Question

A wire of 5 mm diameter is drawn into a wire of 4 mm diameter through a conical die at a constant pulling speed of 5 m/s. Neglecting the coefficient of friction and redundant work, the drawing stress \( \sigma_d \) in MPa for the above process is given by \( \sigma_d = \sigma \ln \left( \frac{1}{1 - r} \right) \), where \( \sigma \) is the mean flow strength of wire material in MPa, and \( r \) is the ratio of decrease in area of cross-section to initial area of cross-section of the wire.

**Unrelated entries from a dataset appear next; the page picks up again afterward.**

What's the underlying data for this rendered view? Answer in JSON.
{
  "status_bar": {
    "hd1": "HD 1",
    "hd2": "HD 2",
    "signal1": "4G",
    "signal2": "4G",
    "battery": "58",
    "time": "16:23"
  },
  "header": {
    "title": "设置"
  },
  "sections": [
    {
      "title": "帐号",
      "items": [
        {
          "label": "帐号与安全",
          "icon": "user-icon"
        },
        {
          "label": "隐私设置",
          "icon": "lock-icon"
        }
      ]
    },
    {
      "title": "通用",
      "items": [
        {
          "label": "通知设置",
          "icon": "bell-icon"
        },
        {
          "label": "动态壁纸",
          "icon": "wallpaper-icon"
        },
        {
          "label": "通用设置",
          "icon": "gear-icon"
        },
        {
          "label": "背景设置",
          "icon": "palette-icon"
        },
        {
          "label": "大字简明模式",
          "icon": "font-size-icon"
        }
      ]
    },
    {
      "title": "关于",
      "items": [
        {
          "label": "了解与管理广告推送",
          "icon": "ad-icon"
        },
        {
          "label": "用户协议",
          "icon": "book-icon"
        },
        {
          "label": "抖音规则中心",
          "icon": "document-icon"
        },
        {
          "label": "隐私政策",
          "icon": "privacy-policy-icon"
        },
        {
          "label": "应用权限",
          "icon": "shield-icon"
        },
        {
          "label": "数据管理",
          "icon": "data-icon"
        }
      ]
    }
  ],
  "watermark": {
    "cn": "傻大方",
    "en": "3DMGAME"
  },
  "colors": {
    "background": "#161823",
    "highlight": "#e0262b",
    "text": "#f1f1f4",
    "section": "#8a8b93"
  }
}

If the mean flow strength of wire material is 600 MPa, then the power required in kW in the above wire drawing process is _________.
\text{[round off to 2 decimal places]}

Hint:

To calculate the power required in a wire drawing process, use the drawing stress, cross-sectional area, and velocity.

Answer 1

Correct Answer: 16.8

First, calculate the ratio \( r \) of decrease in area of cross-section: \[ r = \frac{A_0 - A_1}{A_0} = 1 - \left( \frac{d_1}{d_0} \right)^2 = 1 - \left( \frac{4}{5} \right)^2 = 1 - \frac{16}{25} = \frac{9}{25} = 0.36. \] Now, substitute into the formula for drawing stress: \[ \sigma_d = 600 \ln \left( \frac{1}{1 - 0.36} \right) = 600 \ln \left( \frac{1}{0.64} \right) = 600 \ln(1.5625) \approx 600 \times 0.4463 = 267.8 \, \text{MPa}. \] The power required is given by: \[ P = \sigma_d \times \text{cross-sectional area} \times \text{velocity}. \] The cross-sectional area is: \[ A = \frac{\pi d_0^2}{4} = \frac{\pi (5 \, \text{mm})^2}{4} = 19.634 \, \text{mm}^2. \] Convert area to m²: \[ A = 19.634 \times 10^{-6} \, \text{m}^2. \] Now, calculate the power required: \[ P = 267.8 \times 19.634 \times 10^{-6} \times 5 = 16.8 \, \text{kW}. \] Thus, the power required is approximately \( 16.80 \, \text{kW} \).